The good news is that CMS does not restrict the reimbursement with more structured telehealth or in-person guidelines for care. This provides some space for flexibility in the remote patient monitoring software or technology used as well as the way in which the technology is used for generating and transmitting the Patient-Generated Health Data. This flexibility within the guidelines take into consideration the innumerable apps and devices available in today's markets for producing and relaying health data thus enabling patients to choose their preferred platforms for transmitting data to their physicians.

This move from CMS gives many incentives to physicians to spend their time collecting and interpreting patient data and to provide better value care based on this data. They are willing to set aside their precious time to look into patient records as they are now more assured of being reimbursed for this activity. This looks promising as healthcare is shifting from costly and burdensome in-person visits to more comprehensive and long-term remote care programs that appropriately assimilate PGHD to enhance patient results.

Conclusion

CMS seems to be definitely embracing telemedicine and remote healthcare with all these new policy updates. They are taking into consideration various social determinants of health, especially the ones that make it difficult for patients to visit the physicians personally. These may vary from the lack of knowledge about medical provisions to financial issues or the unavailability of transport in a certain locality. The unbundling of the CPT code 99091 makes in-patients visits unnecessary, which is otherwise an expensive burden for both the physician as well as the patient.

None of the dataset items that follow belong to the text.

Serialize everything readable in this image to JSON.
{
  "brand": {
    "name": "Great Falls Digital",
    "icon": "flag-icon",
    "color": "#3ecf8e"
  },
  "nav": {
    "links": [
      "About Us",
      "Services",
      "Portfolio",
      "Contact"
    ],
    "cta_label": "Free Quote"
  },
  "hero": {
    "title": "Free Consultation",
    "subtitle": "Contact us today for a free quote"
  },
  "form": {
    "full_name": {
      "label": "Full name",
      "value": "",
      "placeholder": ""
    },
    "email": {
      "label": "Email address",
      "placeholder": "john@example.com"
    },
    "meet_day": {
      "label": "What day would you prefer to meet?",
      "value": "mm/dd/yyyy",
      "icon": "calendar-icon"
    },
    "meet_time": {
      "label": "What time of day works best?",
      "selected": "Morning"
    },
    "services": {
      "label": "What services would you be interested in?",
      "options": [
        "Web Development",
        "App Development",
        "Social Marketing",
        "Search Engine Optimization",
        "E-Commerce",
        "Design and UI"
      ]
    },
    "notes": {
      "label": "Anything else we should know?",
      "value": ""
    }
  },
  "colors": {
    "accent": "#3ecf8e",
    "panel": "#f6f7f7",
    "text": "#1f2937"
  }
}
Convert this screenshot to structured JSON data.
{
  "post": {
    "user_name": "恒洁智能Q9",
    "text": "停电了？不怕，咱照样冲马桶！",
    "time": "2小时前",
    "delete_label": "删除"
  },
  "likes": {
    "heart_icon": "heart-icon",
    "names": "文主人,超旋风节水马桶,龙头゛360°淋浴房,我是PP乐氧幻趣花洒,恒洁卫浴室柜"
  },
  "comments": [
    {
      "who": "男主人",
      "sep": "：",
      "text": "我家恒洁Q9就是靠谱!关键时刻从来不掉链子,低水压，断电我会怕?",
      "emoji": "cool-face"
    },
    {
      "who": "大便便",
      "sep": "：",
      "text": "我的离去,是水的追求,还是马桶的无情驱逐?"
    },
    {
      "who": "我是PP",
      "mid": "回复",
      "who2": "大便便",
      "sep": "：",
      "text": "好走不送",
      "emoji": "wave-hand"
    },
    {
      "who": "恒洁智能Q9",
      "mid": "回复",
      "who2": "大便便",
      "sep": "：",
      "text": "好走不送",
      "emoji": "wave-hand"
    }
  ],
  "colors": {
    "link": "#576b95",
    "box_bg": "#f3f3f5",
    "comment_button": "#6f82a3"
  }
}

The upgrade of PGHD use to a “high” rating allows physicians to get better scores for engaging patients by using technology, in the Clinical Practice Improvement Activity (CPIA) category. The purpose of the CPIA category is to encourage the physicians to be more involved in projects that lead to improvements in patient engagement, customer service and so on, which in turn ensures more value-based care.

For a successful changeover to value-based care from the traditional pay per service system, it is important that healthcare providers are rewarded for implementing new programs like telemedicine and remote healthcare software, which in turn help to streamline the care practices by reducing costs and improving patient outcomes. The recent changes made in the QPP codes makes it evident that CMS acknowledges the value of such recognition and is indeed playing a major role in promoting remote patient monitoring software. Now it's up to the physicians to take advantage of these policy changes to update their healthcare technology to capitalize on programs that offer better efficiency, savings as well as patient outcomes.